Why you should care
Because, despite all the hardship, his voice sounds like joy.
When Congo-born Trésor Riziki arrived in Durban, South Africa, in 2009, he didn’t speak a word of English. Still, at 19, he managed to find work guarding and washing cars. Seven years later, at a glitzy ceremony in the same city, he won Best Pop Album for VII at the 22nd South African Music Awards.
Today Trésor is a multiplatinum-selling artist in South Africa, with two No. 1 hits in Italy. He’s performed before crowds of 60,000 and he’s signed a seven-figure licensing and distribution deal described by his manager, Raphael Benza of Vth Season, as “the biggest ever for an artist based in Southern Africa.” For many, this would be enough, but Trésor sees South Africa as “my camping place where I’ve been training and getting ready for the whole world.” His aim? To revive the glory days of African music, a time when Hugh Masekela and Miriam Makeba were household names and Graceland was the biggest album in the world. “When people see me, they must feel Africa,” he says, “even if I’m just buying milk at the supermarket.”
Trésor, 30, was born in Goma in the Democratic Republic of Congo — a small city now known as the gateway to the mountain gorillas of the Virungas, but in 1994 it took in one million refugees of the Rwandan genocide. During the crisis, local schools were closed, so Trésor’s parents dropped him and his seven siblings at church childcare centers during the day. “That’s where I learned music,” he says. He began playing guitar and drums in kwassa kwassa bands when he was 9 and started taking singing seriously several years later.
When he was 10, Trésor contracted a serious bone infection that put him out of commission for three years. He couldn’t play sports like other kids his age, so he lay on the couch and listened to music from all over Africa. He suffered an even bigger blow when both of his parents died in 2003 — an event he still refuses to talk about. Two years later, he left Goma without saying goodbye to anyone. His destination? South Africa, the country whose great musicians he’d listened to, singing in a language he couldn’t understand. To reach Durban, Trésor walked, hitched, bused and swam (through crocodile-infested rivers, he says). “I’ve always been a wanderer,” he explains. “If you dropped me in a desert right now, I would survive.”
In everything that I do, I’m representing my country.

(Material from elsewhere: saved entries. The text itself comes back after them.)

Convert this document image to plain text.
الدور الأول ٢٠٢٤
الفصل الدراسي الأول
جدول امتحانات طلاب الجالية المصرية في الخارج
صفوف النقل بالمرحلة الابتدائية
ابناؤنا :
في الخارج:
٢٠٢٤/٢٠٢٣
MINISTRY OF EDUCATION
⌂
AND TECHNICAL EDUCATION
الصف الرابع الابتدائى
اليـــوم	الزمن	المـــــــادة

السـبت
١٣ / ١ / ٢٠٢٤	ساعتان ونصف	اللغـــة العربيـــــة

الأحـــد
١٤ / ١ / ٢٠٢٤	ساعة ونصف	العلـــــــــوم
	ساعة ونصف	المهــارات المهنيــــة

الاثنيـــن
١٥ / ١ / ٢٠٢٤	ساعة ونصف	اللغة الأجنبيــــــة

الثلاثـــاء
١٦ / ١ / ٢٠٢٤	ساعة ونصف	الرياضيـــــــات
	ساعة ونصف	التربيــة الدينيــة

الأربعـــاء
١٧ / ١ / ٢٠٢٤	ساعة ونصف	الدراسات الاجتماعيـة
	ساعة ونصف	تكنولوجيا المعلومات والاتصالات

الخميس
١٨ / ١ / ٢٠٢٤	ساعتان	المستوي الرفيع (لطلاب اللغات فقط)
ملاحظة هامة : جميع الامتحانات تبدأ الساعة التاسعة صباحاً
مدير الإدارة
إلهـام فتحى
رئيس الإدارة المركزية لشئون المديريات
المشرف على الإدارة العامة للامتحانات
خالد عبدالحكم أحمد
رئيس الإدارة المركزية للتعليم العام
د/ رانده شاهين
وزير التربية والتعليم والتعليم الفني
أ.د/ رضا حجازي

He didn’t guard cars for very long; he switched to waiting tables — and learned to speak English. Around the same time, he formed Maisha — with friends from Britain, Portugal and South Africa — a band known for its funky Swahili lyrics and embraced by the city’s music scene. “We did great things in Durban, and Maisha opened a lot of doors,” he tells OZY. “But I’m a world wanderer.” That again.

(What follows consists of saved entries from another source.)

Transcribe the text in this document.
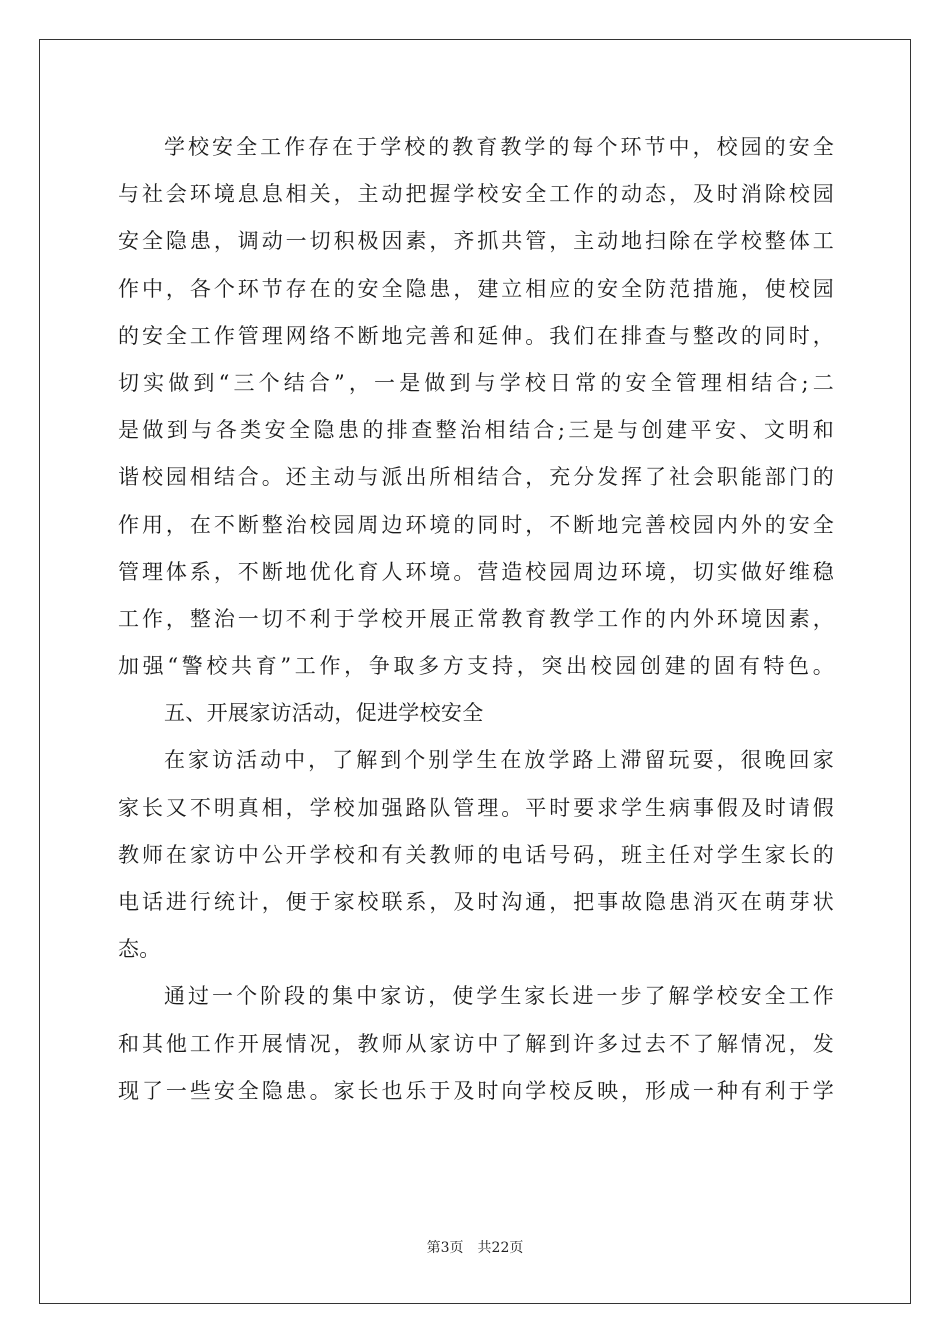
学校安全工作存在于学校的教育教学的每个环节中，校园的安全
与社会环境息息相关，主动把握学校安全工作的动态，及时消除校园
安全隐患，调动一切积极因素，齐抓共管，主动地扫除在学校整体工
作中，各个环节存在的安全隐患，建立相应的安全防范措施，使校园
的安全工作管理网络不断地完善和延伸。我们在排查与整改的同时，
切实做到“三个结合”，一是做到与学校日常的安全管理相结合;二
是做到与各类安全隐患的排查整治相结合;三是与创建平安、文明和
谐校园相结合。还主动与派出所相结合，充分发挥了社会职能部门的
作用，在不断整治校园周边环境的同时，不断地完善校园内外的安全
管理体系，不断地优化育人环境。营造校园周边环境，切实做好维稳
工作，整治一切不利于学校开展正常教育教学工作的内外环境因素，
加强“警校共育”工作，争取多方支持，突出校园创建的固有特色。
五、开展家访活动，促进学校安全
在家访活动中，了解到个别学生在放学路上滞留玩耍，很晚回家
家长又不明真相，学校加强路队管理。平时要求学生病事假及时请假
教师在家访中公开学校和有关教师的电话号码，班主任对学生家长的
电话进行统计，便于家校联系，及时沟通，把事故隐患消灭在萌芽状
态。
通过一个阶段的集中家访，使学生家长进一步了解学校安全工作
和其他工作开展情况，教师从家访中了解到许多过去不了解情况，发
现了一些安全隐患。家长也乐于及时向学校反映，形成一种有利于学
第3页 共22页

Trésor went solo in 2010 and signed with Benza and Vth Season three years later. Benza, who also has West African roots, says he recognized Trésor’s talent instantly but was unsure about how the artist was channeling it: “His music had become quite poppy. It reminded me of U2.” By adding guitar and drums to his music, Trésor was able to create a sound that is distinctly African but accessible to a global audience.
I ask Jon Savage, a 5FM radio host and former musician who calls himself “part of the furniture of SA music,” if Trésor’s dreams of global stardom are realistic. In response, Savage reflects on his experience in the ’90s touring internationally with his band, Cassette: “It was really, really, really hard,” he says. “I realized very quickly that we South Africans didn’t have a clue.” He then details how much competition there is abroad, making it harder to secure gigs, deals and airtime. Still, he adds, “Trésor is unique in a million ways.” His ability to hold onto his dream despite the many setbacks speaks for itself, says Savage, and he’s “a musician first and a businessman second” — his time is spent working on his craft rather than trying to make hits.

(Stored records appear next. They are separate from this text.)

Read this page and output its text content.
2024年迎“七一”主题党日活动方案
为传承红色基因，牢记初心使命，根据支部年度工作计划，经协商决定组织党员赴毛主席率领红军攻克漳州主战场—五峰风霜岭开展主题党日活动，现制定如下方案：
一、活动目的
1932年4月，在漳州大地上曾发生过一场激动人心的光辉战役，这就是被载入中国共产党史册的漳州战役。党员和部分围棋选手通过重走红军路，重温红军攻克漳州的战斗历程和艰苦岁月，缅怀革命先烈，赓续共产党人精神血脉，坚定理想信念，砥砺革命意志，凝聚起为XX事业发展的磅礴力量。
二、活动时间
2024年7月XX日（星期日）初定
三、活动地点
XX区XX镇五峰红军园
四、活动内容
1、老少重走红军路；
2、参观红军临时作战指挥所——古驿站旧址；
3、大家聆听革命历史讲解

Which is not to say that this self-confessed workaholic who “doesn’t count the hours” isn’t doing everything he can to ensure success. Everyone I speak to (including Trésor himself, who winces when recalling some of his early hits) mentions how much effort he devotes to perfecting his English pronunciation. And Savage is impressed by Trésor’s punctuality — “He’ll never turn up late after a big night out” — and modesty, even in the wake of his growing fame.
While he’s focused on his musical career, Trésor also mentions plans to one day bring an end to what he calls the “economic war” in the DRC. When I ask whether pop music is really the best way to do this, he responds, “In everything that I do, I’m representing my country. … I’m still young, growing, trying to gain influence so I can influence decision-makers to bring about change.” Change that he concedes won’t be brought about by “one song or Facebook post” — and then he hints at “big plans” for his country without revealing more.
For now, Trésor is leveraging the added control that comes with the success and financial stability he’s achieved; later this year he and Benza will visit New York and L.A. to promote his new album, The Beautiful Madness, and to work with other writers and producers.
But first he has an important date in Kigali, Rwanda. When Trésor headlines at the Blankets & Wine festival there today, it will be the first time his siblings — among them a doctor, a human-rights lawyer and a police officer — will see their brother perform live. This time he’s promised to say goodbye before continuing in his quest “to see Africa rise again.”